The things that matter most are simple.  The things that matter most take time.  The things that matter most are the only things that really matter. 

Monday, December 6, 2010

The Place of the Temple

 D and J spent the last few days together.  After a couple of days they called me and asked, "How did you do this?"  "Do what?"  I asked.  "How did you have three little kids all at the same time?"  I just laughed and told them I did not know.  But then I sat down to plan a lesson on marriage for RS/Priesthood on Sunday.

I do know how I did it.  I went to the temple often during those years.  I went as often as I could all during the years I lived in Maryland.  For many months I went weekly, but most of the time I went every  month.  For 5 years I worked there, helping other sisters have experiences there.  That is how I did it, girls.  Over the years I spent a lot of time in the temple.
 


I went to the temple with Dad, with friends and alone during those years..  I love going to the temple by myself.  There is such peace there and when I don't have to talk to anyone I really enjoy it.

I was busy with babies, kids, callings, home and all it entails, jobs, and Dad. I was in the Primary, YW, and RS.  I taught seminary and went to girl's camp.  I had a paper route and worked for a real estate agent.  I taught school, took tickets at HS football games, and worked the clock and scoreboard at basketball games.  It was great!  And I found time to get the to temple. 

Now I always go with Dad.  and it is great. Sometimes we do sealings for his family, and it delightful to kneel across the alter from him again.  Other times we go our own way and I like doing work that involves only women as we provide ordinances for other women.
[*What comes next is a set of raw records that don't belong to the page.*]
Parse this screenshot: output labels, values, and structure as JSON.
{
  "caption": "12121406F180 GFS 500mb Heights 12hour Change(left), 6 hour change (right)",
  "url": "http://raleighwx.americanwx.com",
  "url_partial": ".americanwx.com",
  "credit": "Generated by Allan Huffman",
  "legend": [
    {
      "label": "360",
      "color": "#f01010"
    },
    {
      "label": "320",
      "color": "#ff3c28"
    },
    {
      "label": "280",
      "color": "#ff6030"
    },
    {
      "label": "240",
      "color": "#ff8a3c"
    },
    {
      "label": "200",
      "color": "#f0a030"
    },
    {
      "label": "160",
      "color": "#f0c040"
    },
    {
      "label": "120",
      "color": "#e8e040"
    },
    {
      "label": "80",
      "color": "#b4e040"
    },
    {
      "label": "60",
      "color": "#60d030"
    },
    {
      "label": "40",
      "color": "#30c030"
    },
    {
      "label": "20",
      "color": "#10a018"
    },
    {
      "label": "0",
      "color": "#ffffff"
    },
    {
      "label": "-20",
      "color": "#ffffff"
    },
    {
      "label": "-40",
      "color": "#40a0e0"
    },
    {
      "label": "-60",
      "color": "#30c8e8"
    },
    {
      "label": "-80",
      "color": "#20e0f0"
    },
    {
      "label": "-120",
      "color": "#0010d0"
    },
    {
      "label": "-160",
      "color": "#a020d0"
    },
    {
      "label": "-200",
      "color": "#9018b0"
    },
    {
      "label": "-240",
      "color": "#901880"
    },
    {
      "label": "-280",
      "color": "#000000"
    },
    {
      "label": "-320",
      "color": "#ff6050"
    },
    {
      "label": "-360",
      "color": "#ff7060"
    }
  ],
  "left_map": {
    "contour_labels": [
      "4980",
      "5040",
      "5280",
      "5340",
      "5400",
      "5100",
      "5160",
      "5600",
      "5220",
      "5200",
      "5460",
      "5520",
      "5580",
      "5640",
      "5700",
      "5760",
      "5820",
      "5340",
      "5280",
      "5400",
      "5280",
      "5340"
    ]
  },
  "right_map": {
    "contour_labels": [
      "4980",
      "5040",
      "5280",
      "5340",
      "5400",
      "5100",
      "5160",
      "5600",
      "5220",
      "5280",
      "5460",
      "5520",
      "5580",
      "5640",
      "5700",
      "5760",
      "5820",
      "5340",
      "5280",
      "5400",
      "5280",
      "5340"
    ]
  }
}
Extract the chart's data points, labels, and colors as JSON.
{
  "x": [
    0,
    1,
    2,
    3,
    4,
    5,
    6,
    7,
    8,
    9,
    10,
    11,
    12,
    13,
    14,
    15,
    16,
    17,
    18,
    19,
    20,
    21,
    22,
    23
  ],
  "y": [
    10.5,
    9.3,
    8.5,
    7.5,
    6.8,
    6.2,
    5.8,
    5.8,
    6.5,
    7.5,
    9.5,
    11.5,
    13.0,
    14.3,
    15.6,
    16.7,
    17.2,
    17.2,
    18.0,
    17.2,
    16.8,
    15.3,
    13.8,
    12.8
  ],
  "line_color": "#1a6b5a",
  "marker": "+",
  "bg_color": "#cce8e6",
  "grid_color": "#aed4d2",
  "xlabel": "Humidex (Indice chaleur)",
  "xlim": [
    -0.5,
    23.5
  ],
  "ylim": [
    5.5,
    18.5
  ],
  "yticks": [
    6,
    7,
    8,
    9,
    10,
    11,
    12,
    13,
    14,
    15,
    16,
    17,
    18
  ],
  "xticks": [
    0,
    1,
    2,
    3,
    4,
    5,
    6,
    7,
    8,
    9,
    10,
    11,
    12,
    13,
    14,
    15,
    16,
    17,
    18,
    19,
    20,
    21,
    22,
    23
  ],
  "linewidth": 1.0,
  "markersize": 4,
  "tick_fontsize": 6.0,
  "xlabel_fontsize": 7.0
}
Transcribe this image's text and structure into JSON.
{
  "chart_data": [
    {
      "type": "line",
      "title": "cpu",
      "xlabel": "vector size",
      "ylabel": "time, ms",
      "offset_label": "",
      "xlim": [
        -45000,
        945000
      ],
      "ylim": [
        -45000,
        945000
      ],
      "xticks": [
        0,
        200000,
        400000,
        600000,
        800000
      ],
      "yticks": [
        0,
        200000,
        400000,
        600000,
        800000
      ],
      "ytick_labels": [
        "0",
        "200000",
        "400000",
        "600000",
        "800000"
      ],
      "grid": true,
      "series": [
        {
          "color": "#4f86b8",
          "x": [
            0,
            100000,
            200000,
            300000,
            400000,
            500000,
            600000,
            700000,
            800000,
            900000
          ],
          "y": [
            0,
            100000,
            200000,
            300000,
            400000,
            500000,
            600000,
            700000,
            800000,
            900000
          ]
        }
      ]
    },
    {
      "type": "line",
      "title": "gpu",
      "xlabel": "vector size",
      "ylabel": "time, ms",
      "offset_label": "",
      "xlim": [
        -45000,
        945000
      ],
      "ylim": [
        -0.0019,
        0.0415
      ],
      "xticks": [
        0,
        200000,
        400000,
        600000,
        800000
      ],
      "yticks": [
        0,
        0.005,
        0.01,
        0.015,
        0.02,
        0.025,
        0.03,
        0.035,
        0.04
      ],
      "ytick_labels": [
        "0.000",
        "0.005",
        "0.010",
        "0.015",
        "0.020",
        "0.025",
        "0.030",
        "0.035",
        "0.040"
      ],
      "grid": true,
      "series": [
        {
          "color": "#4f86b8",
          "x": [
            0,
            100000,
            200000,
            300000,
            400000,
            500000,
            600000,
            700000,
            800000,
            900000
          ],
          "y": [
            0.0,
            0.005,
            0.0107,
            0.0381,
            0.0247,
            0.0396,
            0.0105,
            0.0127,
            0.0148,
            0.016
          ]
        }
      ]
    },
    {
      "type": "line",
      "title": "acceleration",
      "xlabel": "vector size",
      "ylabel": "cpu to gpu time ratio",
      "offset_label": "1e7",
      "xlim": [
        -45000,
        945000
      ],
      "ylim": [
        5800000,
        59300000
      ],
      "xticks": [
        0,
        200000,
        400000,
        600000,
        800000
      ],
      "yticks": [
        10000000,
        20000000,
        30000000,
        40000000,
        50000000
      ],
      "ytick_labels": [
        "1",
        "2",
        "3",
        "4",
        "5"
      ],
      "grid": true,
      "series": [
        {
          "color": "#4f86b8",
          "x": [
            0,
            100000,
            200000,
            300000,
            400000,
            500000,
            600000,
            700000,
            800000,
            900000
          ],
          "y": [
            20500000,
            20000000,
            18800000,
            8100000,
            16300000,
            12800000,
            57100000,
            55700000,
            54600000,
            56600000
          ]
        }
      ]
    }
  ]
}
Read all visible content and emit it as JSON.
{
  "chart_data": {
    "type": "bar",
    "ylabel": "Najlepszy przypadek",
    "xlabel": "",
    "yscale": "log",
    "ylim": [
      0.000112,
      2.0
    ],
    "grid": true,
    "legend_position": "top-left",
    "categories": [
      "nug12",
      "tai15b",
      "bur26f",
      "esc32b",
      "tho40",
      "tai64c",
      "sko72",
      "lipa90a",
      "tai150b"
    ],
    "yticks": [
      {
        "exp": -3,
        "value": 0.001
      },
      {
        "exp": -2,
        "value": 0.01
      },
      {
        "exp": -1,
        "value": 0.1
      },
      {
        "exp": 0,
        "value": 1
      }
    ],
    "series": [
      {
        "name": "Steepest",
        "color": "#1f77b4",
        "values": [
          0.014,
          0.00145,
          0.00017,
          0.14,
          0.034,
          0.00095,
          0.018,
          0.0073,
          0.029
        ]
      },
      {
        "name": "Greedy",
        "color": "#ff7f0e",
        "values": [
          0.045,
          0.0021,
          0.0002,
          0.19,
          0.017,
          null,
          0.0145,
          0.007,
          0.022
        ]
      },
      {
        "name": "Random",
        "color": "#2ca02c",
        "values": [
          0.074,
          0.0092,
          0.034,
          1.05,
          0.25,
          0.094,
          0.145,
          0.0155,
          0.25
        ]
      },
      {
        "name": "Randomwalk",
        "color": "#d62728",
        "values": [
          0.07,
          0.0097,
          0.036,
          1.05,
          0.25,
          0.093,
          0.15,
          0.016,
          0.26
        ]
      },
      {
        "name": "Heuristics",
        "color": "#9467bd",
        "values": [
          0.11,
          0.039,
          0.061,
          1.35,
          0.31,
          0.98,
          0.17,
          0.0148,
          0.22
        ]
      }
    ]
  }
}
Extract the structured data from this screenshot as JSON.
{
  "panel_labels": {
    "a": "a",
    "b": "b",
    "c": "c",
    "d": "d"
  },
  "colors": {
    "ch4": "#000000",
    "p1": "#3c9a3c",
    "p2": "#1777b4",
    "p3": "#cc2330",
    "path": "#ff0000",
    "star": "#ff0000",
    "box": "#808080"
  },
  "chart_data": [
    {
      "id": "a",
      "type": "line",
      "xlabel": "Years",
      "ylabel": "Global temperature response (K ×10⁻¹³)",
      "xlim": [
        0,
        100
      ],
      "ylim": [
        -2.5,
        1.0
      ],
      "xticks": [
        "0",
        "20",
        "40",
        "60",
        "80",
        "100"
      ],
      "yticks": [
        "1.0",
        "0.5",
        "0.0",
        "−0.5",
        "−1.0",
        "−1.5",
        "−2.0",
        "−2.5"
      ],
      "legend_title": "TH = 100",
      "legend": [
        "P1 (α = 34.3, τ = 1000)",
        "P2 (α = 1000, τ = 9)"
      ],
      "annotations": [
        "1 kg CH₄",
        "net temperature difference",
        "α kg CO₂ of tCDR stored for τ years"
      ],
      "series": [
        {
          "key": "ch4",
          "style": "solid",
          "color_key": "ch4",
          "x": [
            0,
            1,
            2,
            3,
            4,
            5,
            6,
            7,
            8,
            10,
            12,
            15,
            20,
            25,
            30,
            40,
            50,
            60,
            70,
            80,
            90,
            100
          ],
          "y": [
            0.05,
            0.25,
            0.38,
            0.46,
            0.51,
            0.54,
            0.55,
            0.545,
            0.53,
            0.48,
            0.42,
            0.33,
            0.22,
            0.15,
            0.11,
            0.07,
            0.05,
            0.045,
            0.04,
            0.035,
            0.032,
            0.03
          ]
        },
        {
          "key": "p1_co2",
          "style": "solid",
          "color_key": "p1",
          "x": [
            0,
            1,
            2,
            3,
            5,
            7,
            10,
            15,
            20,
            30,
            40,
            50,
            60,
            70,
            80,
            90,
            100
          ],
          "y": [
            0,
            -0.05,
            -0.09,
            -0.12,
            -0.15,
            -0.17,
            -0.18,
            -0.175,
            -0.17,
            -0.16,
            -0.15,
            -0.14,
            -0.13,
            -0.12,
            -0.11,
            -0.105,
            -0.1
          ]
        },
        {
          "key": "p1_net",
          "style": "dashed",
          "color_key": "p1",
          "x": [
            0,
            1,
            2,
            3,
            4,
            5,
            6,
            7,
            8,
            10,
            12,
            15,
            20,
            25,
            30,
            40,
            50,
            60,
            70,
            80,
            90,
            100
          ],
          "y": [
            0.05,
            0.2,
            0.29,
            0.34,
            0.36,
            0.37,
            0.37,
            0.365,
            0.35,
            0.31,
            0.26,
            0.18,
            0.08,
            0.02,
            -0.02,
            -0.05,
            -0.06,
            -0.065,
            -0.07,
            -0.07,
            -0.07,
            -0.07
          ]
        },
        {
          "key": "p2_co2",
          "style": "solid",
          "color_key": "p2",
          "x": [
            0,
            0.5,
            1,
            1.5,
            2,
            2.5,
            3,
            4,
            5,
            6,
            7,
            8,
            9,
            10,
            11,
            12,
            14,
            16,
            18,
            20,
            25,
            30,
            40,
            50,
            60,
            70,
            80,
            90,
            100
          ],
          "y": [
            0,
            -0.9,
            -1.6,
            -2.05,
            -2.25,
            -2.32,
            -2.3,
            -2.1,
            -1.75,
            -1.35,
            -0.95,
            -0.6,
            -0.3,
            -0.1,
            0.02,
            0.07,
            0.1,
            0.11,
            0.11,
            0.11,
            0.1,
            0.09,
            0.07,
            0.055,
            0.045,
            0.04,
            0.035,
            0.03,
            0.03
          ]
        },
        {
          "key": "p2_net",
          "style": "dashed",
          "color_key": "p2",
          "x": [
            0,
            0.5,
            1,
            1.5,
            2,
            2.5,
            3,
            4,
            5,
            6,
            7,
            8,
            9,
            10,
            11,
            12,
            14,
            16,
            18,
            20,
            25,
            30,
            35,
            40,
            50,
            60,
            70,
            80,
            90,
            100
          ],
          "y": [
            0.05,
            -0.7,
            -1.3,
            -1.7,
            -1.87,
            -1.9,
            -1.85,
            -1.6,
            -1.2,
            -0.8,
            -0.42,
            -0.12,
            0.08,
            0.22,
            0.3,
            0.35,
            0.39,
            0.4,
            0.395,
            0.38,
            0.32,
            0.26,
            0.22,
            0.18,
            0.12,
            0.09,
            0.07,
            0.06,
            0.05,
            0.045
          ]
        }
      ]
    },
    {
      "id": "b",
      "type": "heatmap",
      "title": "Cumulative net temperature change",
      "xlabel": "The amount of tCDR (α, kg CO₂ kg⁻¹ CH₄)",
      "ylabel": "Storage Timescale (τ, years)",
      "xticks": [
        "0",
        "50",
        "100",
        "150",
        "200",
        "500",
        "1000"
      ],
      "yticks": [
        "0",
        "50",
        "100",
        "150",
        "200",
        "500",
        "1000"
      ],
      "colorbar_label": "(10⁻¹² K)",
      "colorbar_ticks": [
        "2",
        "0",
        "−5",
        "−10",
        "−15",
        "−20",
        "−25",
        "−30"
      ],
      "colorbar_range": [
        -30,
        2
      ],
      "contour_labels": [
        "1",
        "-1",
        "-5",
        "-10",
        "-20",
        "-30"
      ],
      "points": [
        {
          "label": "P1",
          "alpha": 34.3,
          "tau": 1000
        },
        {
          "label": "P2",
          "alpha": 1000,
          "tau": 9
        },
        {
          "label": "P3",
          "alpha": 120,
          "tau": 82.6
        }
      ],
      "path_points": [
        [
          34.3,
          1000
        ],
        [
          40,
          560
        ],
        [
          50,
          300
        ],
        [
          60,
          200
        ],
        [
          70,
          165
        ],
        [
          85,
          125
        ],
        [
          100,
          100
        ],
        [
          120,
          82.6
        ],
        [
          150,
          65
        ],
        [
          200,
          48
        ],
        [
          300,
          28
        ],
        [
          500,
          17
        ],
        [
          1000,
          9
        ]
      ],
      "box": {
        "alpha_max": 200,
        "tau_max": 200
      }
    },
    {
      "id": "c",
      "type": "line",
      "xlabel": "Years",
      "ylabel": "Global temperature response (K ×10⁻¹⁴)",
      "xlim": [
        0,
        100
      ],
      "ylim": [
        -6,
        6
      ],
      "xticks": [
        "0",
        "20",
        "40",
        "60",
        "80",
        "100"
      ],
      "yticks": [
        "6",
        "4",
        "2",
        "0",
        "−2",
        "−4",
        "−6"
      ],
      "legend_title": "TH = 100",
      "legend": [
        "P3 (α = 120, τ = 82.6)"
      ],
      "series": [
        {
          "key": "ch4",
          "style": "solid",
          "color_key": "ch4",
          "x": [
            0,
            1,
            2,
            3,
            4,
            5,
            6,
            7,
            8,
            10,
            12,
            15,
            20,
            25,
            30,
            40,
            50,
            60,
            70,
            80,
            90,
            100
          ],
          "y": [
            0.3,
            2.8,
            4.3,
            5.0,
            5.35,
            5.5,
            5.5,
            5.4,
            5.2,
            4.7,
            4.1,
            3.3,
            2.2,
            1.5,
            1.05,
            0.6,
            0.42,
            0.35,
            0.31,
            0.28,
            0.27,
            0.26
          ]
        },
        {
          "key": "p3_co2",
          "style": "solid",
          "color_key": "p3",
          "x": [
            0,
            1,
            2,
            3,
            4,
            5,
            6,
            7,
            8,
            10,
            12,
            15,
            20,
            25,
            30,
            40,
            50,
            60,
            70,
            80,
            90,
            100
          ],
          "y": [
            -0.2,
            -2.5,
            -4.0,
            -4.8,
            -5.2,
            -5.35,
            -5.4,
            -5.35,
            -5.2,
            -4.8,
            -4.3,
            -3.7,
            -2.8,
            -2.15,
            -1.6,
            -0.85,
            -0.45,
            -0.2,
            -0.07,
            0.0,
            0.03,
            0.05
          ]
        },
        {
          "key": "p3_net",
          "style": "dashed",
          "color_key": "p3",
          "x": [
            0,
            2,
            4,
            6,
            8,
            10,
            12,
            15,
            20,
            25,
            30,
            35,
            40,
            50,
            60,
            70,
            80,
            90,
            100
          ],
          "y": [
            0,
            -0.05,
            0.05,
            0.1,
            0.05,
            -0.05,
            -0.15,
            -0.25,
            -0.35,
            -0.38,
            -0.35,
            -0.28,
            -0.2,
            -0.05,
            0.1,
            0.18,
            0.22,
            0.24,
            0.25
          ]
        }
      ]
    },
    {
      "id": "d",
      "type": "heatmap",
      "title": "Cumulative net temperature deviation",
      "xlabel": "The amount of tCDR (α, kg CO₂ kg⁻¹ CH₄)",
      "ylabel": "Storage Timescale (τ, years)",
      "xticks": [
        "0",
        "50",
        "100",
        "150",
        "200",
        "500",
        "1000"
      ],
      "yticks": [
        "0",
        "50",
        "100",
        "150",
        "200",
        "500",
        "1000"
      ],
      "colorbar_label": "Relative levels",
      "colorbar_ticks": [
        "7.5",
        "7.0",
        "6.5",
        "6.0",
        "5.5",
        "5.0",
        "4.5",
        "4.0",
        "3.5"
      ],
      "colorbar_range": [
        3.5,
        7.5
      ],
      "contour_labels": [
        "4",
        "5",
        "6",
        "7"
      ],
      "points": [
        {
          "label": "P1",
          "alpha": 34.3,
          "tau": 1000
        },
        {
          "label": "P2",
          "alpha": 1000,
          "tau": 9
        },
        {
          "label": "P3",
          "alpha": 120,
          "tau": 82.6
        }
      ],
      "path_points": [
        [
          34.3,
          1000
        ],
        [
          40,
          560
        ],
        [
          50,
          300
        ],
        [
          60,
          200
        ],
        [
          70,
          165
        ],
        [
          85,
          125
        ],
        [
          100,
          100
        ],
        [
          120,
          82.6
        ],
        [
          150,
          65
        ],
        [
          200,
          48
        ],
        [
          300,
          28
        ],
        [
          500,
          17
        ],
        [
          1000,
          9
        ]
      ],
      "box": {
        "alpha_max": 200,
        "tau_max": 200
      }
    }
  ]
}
The temple is a place for a direct connection to deity.  It is calm, peaceful, clean and  I can feel all my negative, frustration, anger slide away while I am there.  It allows me to start over, remember who I really am and what is really important.  It is a place of help, hope, and healing.  Don't feel like you are good enough? Don't feel like you have enough time? Just don't feel like it?  Go anyway.

It will heal you.  It will strengthen you.  It will calm you.  You will become more than you can become any other way.  You will have ideas, find solutions, know what to do next, and you will find your life headed in the right directions.  So go.  Get a baby sitter and Go Often.  At least go regularly. 



Thursday, December 2, 2010

BePrepared.com/analyzer

I found a website that should be helpful in keeping track of your food storage.  Go to this page (it is part of Emergency Essentials website) and scroll down to start.  It is built around buying from their website, but you don't have to do that.  You can just use their info to help you get/stay organized.